Christmas is almost here, which means it is time to harvest and sell Christmas trees. The vast majority of American Christmas trees come from Christmas tree farms where farmers produce about 35 million Christmas trees on nearly half a million acres of land. Oregon, North Carolina, Michigan, Pennsylvania, Wisconsin, Washington, New York and Virginia grow most of the commercial Christmas trees. A small percentage of Christmas trees are harvested from the wild to thin the forests.
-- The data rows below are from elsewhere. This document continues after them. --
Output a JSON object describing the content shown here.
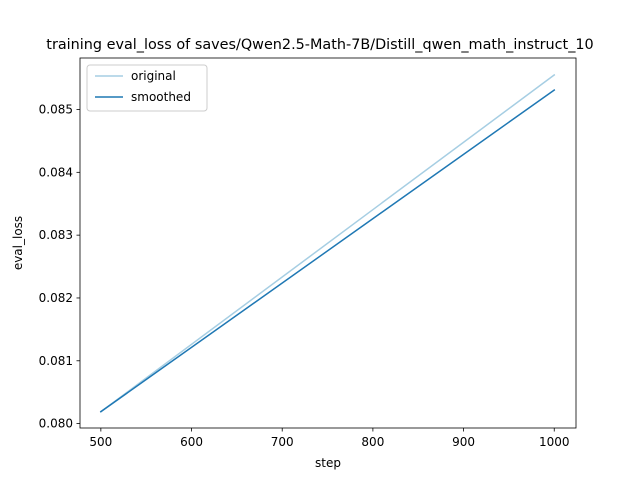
{
  "chart_data": {
    "type": "line",
    "title": "training eval_loss of saves/Qwen2.5-Math-7B/Distill_qwen_math_instruct_10",
    "xlabel": "step",
    "ylabel": "eval_loss",
    "x": [
      500,
      1000
    ],
    "series": [
      {
        "name": "original",
        "color": "#a6cee3",
        "values": [
          0.08019,
          0.08555
        ]
      },
      {
        "name": "smoothed",
        "color": "#1f78b4",
        "values": [
          0.08019,
          0.08531
        ]
      }
    ],
    "xlim": [
      477,
      1024
    ],
    "ylim": [
      0.07993,
      0.08582
    ],
    "xticks": [
      500,
      600,
      700,
      800,
      900,
      1000
    ],
    "xtick_labels": [
      "500",
      "600",
      "700",
      "800",
      "900",
      "1000"
    ],
    "yticks": [
      0.08,
      0.081,
      0.082,
      0.083,
      0.084,
      0.085
    ],
    "ytick_labels": [
      "0.080",
      "0.081",
      "0.082",
      "0.083",
      "0.084",
      "0.085"
    ],
    "grid": false,
    "legend_position": "top-left"
  }
}
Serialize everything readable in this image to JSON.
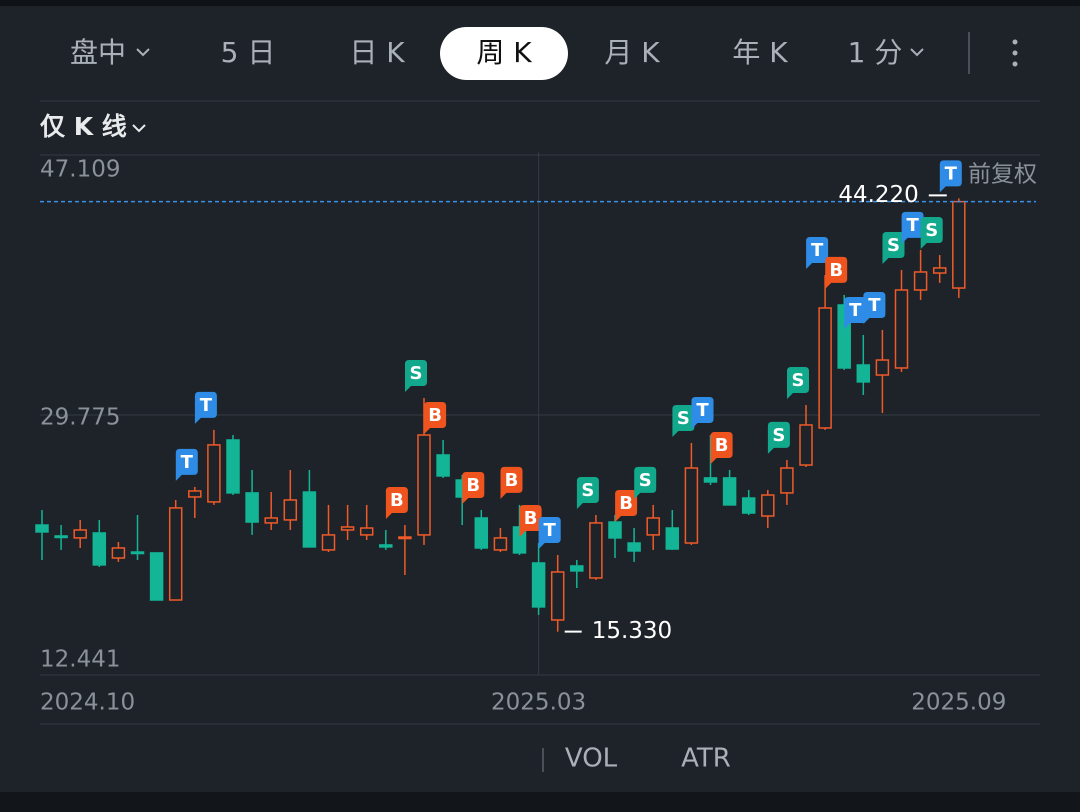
{
  "tabs": [
    "盘中",
    "5 日",
    "日 K",
    "周 K",
    "月 K",
    "年 K",
    "1 分"
  ],
  "active_tab": 3,
  "view_mode": "仅 K 线",
  "adjust": "前复权",
  "indicators": [
    "VOL",
    "ATR"
  ],
  "chart_data": {
    "type": "candlestick",
    "up_color": "#f05a28",
    "down_color": "#13b596",
    "categories": [
      "2024.10",
      null,
      null,
      null,
      null,
      null,
      null,
      null,
      null,
      null,
      null,
      null,
      null,
      null,
      null,
      null,
      null,
      null,
      null,
      null,
      null,
      null,
      null,
      null,
      null,
      null,
      "2025.03",
      null,
      null,
      null,
      null,
      null,
      null,
      null,
      null,
      null,
      null,
      null,
      null,
      null,
      null,
      null,
      null,
      null,
      null,
      null,
      null,
      null,
      "2025.09"
    ],
    "open": [
      22.44,
      21.71,
      21.58,
      21.91,
      20.24,
      20.64,
      20.58,
      17.44,
      24.31,
      23.98,
      28.11,
      24.58,
      22.58,
      22.78,
      24.64,
      20.78,
      22.11,
      21.78,
      21.11,
      21.58,
      21.78,
      27.11,
      25.44,
      22.91,
      20.78,
      22.31,
      19.91,
      16.11,
      19.71,
      18.91,
      22.64,
      21.24,
      21.78,
      22.24,
      21.24,
      25.58,
      25.58,
      24.24,
      23.04,
      24.58,
      26.44,
      28.91,
      37.11,
      33.11,
      32.44,
      32.91,
      38.11,
      39.24,
      38.24
    ],
    "high": [
      23.44,
      22.44,
      22.78,
      22.78,
      21.31,
      23.11,
      20.58,
      24.11,
      24.98,
      28.78,
      28.44,
      26.11,
      24.64,
      26.11,
      26.11,
      23.78,
      23.78,
      23.78,
      22.11,
      22.44,
      30.91,
      28.11,
      25.78,
      23.44,
      22.24,
      23.78,
      21.24,
      20.44,
      20.11,
      23.11,
      23.11,
      22.24,
      23.78,
      23.44,
      27.91,
      28.44,
      26.11,
      24.78,
      24.78,
      26.78,
      30.44,
      39.11,
      37.78,
      35.11,
      35.44,
      39.44,
      40.78,
      40.44,
      44.22
    ],
    "low": [
      20.11,
      20.78,
      20.91,
      19.64,
      19.98,
      20.11,
      17.44,
      17.44,
      22.91,
      23.78,
      24.44,
      21.78,
      22.11,
      22.11,
      20.98,
      20.64,
      21.44,
      21.44,
      20.78,
      19.11,
      21.11,
      25.58,
      22.44,
      20.78,
      20.64,
      20.44,
      16.44,
      15.33,
      18.24,
      18.78,
      20.24,
      19.98,
      20.78,
      20.78,
      21.11,
      25.11,
      23.78,
      23.11,
      22.24,
      23.78,
      26.31,
      28.78,
      32.78,
      31.11,
      29.91,
      32.64,
      37.44,
      38.58,
      37.58
    ],
    "close": [
      21.98,
      21.64,
      22.11,
      19.78,
      20.91,
      20.58,
      17.44,
      23.58,
      24.71,
      27.78,
      24.58,
      22.64,
      22.91,
      24.11,
      20.98,
      21.78,
      22.31,
      22.24,
      20.98,
      21.64,
      28.44,
      25.71,
      24.31,
      20.91,
      21.58,
      20.58,
      16.98,
      19.31,
      19.38,
      22.58,
      21.58,
      20.71,
      22.91,
      20.84,
      26.24,
      25.31,
      23.78,
      23.24,
      24.44,
      26.24,
      29.11,
      36.91,
      32.91,
      31.98,
      33.44,
      38.11,
      39.31,
      39.58,
      44.0
    ],
    "max_label": "44.220",
    "min_label": "15.330",
    "ylim": [
      12.441,
      47.109
    ],
    "yticks": [
      12.441,
      29.775,
      47.109
    ],
    "grid": true,
    "markers": [
      {
        "index": 8,
        "label": "T",
        "color": "#2f8ce6"
      },
      {
        "index": 9,
        "label": "T",
        "color": "#2f8ce6"
      },
      {
        "index": 19,
        "label": "B",
        "color": "#f0541e"
      },
      {
        "index": 20,
        "label": "S",
        "color": "#12a88c"
      },
      {
        "index": 21,
        "label": "B",
        "color": "#f0541e"
      },
      {
        "index": 23,
        "label": "B",
        "color": "#f0541e"
      },
      {
        "index": 25,
        "label": "B",
        "color": "#f0541e"
      },
      {
        "index": 26,
        "label": "B",
        "color": "#f0541e"
      },
      {
        "index": 27,
        "label": "T",
        "color": "#2f8ce6"
      },
      {
        "index": 29,
        "label": "S",
        "color": "#12a88c"
      },
      {
        "index": 31,
        "label": "B",
        "color": "#f0541e"
      },
      {
        "index": 32,
        "label": "S",
        "color": "#12a88c"
      },
      {
        "index": 34,
        "label": "S",
        "color": "#12a88c"
      },
      {
        "index": 35,
        "label": "T",
        "color": "#2f8ce6"
      },
      {
        "index": 36,
        "label": "B",
        "color": "#f0541e"
      },
      {
        "index": 39,
        "label": "S",
        "color": "#12a88c"
      },
      {
        "index": 40,
        "label": "S",
        "color": "#12a88c"
      },
      {
        "index": 41,
        "label": "T",
        "color": "#2f8ce6"
      },
      {
        "index": 42,
        "label": "B",
        "color": "#f0541e"
      },
      {
        "index": 43,
        "label": "T",
        "color": "#2f8ce6"
      },
      {
        "index": 44,
        "label": "T",
        "color": "#2f8ce6"
      },
      {
        "index": 45,
        "label": "S",
        "color": "#12a88c"
      },
      {
        "index": 46,
        "label": "T",
        "color": "#2f8ce6"
      },
      {
        "index": 47,
        "label": "S",
        "color": "#12a88c"
      },
      {
        "index": 48,
        "label": "T",
        "color": "#2f8ce6"
      }
    ]
  }
}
Virginia Tech published information for novice Christmas tree growers. Most Christmas tree growers in Virginia work their stands part-time. Christmas trees take 6 to 12 years to mature, which is quicker than the 20 to 30 years that lumber products require but longer than the timeframe for annual crops. A Christmas tree crop requires relatively little investment in machinery and can grow on marginal sites that are unsuitable for other crops. Startup costs for a Christmas tree farm are about $3,000 to $12,000 per acre. Once the trees are over a meter tall, they need about 40 hours of maintenance per acre each year.
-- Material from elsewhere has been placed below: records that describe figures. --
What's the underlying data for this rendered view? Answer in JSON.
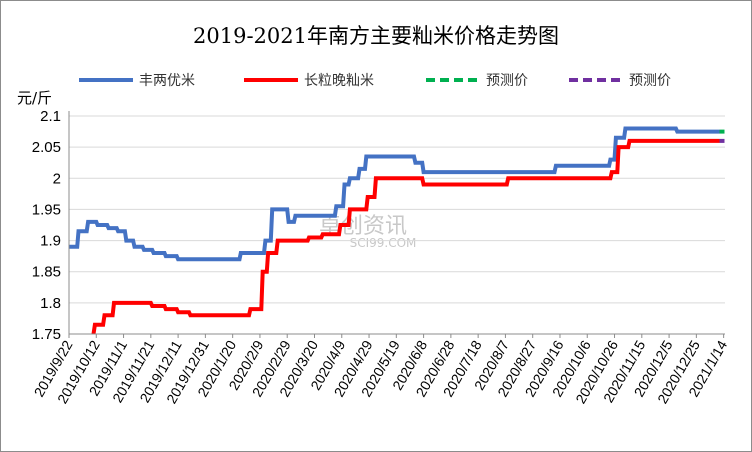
{
  "chart_data": {
    "type": "line",
    "title": "2019-2021年南方主要籼米价格走势图",
    "ylabel": "元/斤",
    "xlabel": "",
    "ylim": [
      1.75,
      2.1
    ],
    "yticks": [
      "1.75",
      "1.8",
      "1.85",
      "1.9",
      "1.95",
      "2",
      "2.05",
      "2.1"
    ],
    "grid": true,
    "legend": "top",
    "x_tick_labels": [
      "2019/9/22",
      "2019/10/12",
      "2019/11/1",
      "2019/11/21",
      "2019/12/11",
      "2019/12/31",
      "2020/1/20",
      "2020/2/9",
      "2020/2/29",
      "2020/3/20",
      "2020/4/9",
      "2020/4/29",
      "2020/5/19",
      "2020/6/8",
      "2020/6/28",
      "2020/7/18",
      "2020/8/7",
      "2020/8/27",
      "2020/9/16",
      "2020/10/6",
      "2020/10/26",
      "2020/11/15",
      "2020/12/5",
      "2020/12/25",
      "2021/1/14"
    ],
    "series": [
      {
        "name": "丰两优米",
        "color": "#4472C4",
        "style": "solid",
        "points": [
          [
            "2019/9/22",
            1.89
          ],
          [
            "2019/9/28",
            1.89
          ],
          [
            "2019/9/29",
            1.915
          ],
          [
            "2019/10/5",
            1.915
          ],
          [
            "2019/10/6",
            1.93
          ],
          [
            "2019/10/12",
            1.93
          ],
          [
            "2019/10/13",
            1.925
          ],
          [
            "2019/10/20",
            1.925
          ],
          [
            "2019/10/21",
            1.92
          ],
          [
            "2019/10/27",
            1.92
          ],
          [
            "2019/10/28",
            1.915
          ],
          [
            "2019/11/2",
            1.915
          ],
          [
            "2019/11/3",
            1.9
          ],
          [
            "2019/11/8",
            1.9
          ],
          [
            "2019/11/9",
            1.89
          ],
          [
            "2019/11/15",
            1.89
          ],
          [
            "2019/11/16",
            1.885
          ],
          [
            "2019/11/22",
            1.885
          ],
          [
            "2019/11/23",
            1.88
          ],
          [
            "2019/12/1",
            1.88
          ],
          [
            "2019/12/2",
            1.875
          ],
          [
            "2019/12/10",
            1.875
          ],
          [
            "2019/12/11",
            1.87
          ],
          [
            "2020/1/25",
            1.87
          ],
          [
            "2020/1/26",
            1.88
          ],
          [
            "2020/2/12",
            1.88
          ],
          [
            "2020/2/13",
            1.9
          ],
          [
            "2020/2/17",
            1.9
          ],
          [
            "2020/2/18",
            1.95
          ],
          [
            "2020/2/29",
            1.95
          ],
          [
            "2020/3/1",
            1.93
          ],
          [
            "2020/3/5",
            1.93
          ],
          [
            "2020/3/6",
            1.94
          ],
          [
            "2020/4/4",
            1.94
          ],
          [
            "2020/4/5",
            1.955
          ],
          [
            "2020/4/10",
            1.955
          ],
          [
            "2020/4/11",
            1.99
          ],
          [
            "2020/4/14",
            1.99
          ],
          [
            "2020/4/15",
            2.0
          ],
          [
            "2020/4/21",
            2.0
          ],
          [
            "2020/4/22",
            2.015
          ],
          [
            "2020/4/26",
            2.015
          ],
          [
            "2020/4/27",
            2.035
          ],
          [
            "2020/6/1",
            2.035
          ],
          [
            "2020/6/2",
            2.025
          ],
          [
            "2020/6/7",
            2.025
          ],
          [
            "2020/6/8",
            2.01
          ],
          [
            "2020/9/12",
            2.01
          ],
          [
            "2020/9/13",
            2.02
          ],
          [
            "2020/10/22",
            2.02
          ],
          [
            "2020/10/23",
            2.03
          ],
          [
            "2020/10/26",
            2.03
          ],
          [
            "2020/10/27",
            2.065
          ],
          [
            "2020/11/2",
            2.065
          ],
          [
            "2020/11/3",
            2.08
          ],
          [
            "2020/12/10",
            2.08
          ],
          [
            "2020/12/11",
            2.075
          ],
          [
            "2021/1/11",
            2.075
          ]
        ]
      },
      {
        "name": "长粒晚籼米",
        "color": "#FF0000",
        "style": "solid",
        "points": [
          [
            "2019/10/10",
            1.75
          ],
          [
            "2019/10/11",
            1.765
          ],
          [
            "2019/10/17",
            1.765
          ],
          [
            "2019/10/18",
            1.78
          ],
          [
            "2019/10/24",
            1.78
          ],
          [
            "2019/10/25",
            1.8
          ],
          [
            "2019/11/21",
            1.8
          ],
          [
            "2019/11/22",
            1.795
          ],
          [
            "2019/12/1",
            1.795
          ],
          [
            "2019/12/2",
            1.79
          ],
          [
            "2019/12/10",
            1.79
          ],
          [
            "2019/12/11",
            1.785
          ],
          [
            "2019/12/19",
            1.785
          ],
          [
            "2019/12/20",
            1.78
          ],
          [
            "2020/2/1",
            1.78
          ],
          [
            "2020/2/2",
            1.79
          ],
          [
            "2020/2/10",
            1.79
          ],
          [
            "2020/2/11",
            1.85
          ],
          [
            "2020/2/14",
            1.85
          ],
          [
            "2020/2/15",
            1.88
          ],
          [
            "2020/2/21",
            1.88
          ],
          [
            "2020/2/22",
            1.9
          ],
          [
            "2020/3/15",
            1.9
          ],
          [
            "2020/3/16",
            1.905
          ],
          [
            "2020/3/25",
            1.905
          ],
          [
            "2020/3/26",
            1.91
          ],
          [
            "2020/4/7",
            1.91
          ],
          [
            "2020/4/8",
            1.925
          ],
          [
            "2020/4/14",
            1.925
          ],
          [
            "2020/4/15",
            1.95
          ],
          [
            "2020/4/27",
            1.95
          ],
          [
            "2020/4/28",
            1.97
          ],
          [
            "2020/5/3",
            1.97
          ],
          [
            "2020/5/4",
            2.0
          ],
          [
            "2020/6/7",
            2.0
          ],
          [
            "2020/6/8",
            1.99
          ],
          [
            "2020/8/8",
            1.99
          ],
          [
            "2020/8/9",
            2.0
          ],
          [
            "2020/10/23",
            2.0
          ],
          [
            "2020/10/24",
            2.01
          ],
          [
            "2020/10/28",
            2.01
          ],
          [
            "2020/10/29",
            2.05
          ],
          [
            "2020/11/5",
            2.05
          ],
          [
            "2020/11/6",
            2.06
          ],
          [
            "2021/1/11",
            2.06
          ]
        ]
      },
      {
        "name": "预测价",
        "color": "#00B050",
        "style": "dashed",
        "points": [
          [
            "2021/1/11",
            2.075
          ],
          [
            "2021/1/15",
            2.075
          ]
        ]
      },
      {
        "name": "预测价",
        "color": "#7030A0",
        "style": "dashed",
        "points": [
          [
            "2021/1/11",
            2.06
          ],
          [
            "2021/1/15",
            2.06
          ]
        ]
      }
    ],
    "watermark": "卓创资讯",
    "watermark_sub": "SCI99.COM"
  }
}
Some Americans harvest their Christmas trees directly from nature. The US Forestry Service is responsible for maintaining forests and prairies on federal land. It sells permits for cutting Christmas trees from its forests so that it can cull stands that have too many small diameter trees. The US Forestry Service issued safety tips for cutting Christmas trees to prevent injury during the harvest.
Whether farm grown or gathered from the wild, a Christmas tree is a classic tradition. Many farmers grow Christmas trees to supplement other income sources. The US government allows people to cut down trees from its forests during the Christmas season. Millions of households add a bit of green to their homes with the presence of a Christmas tree.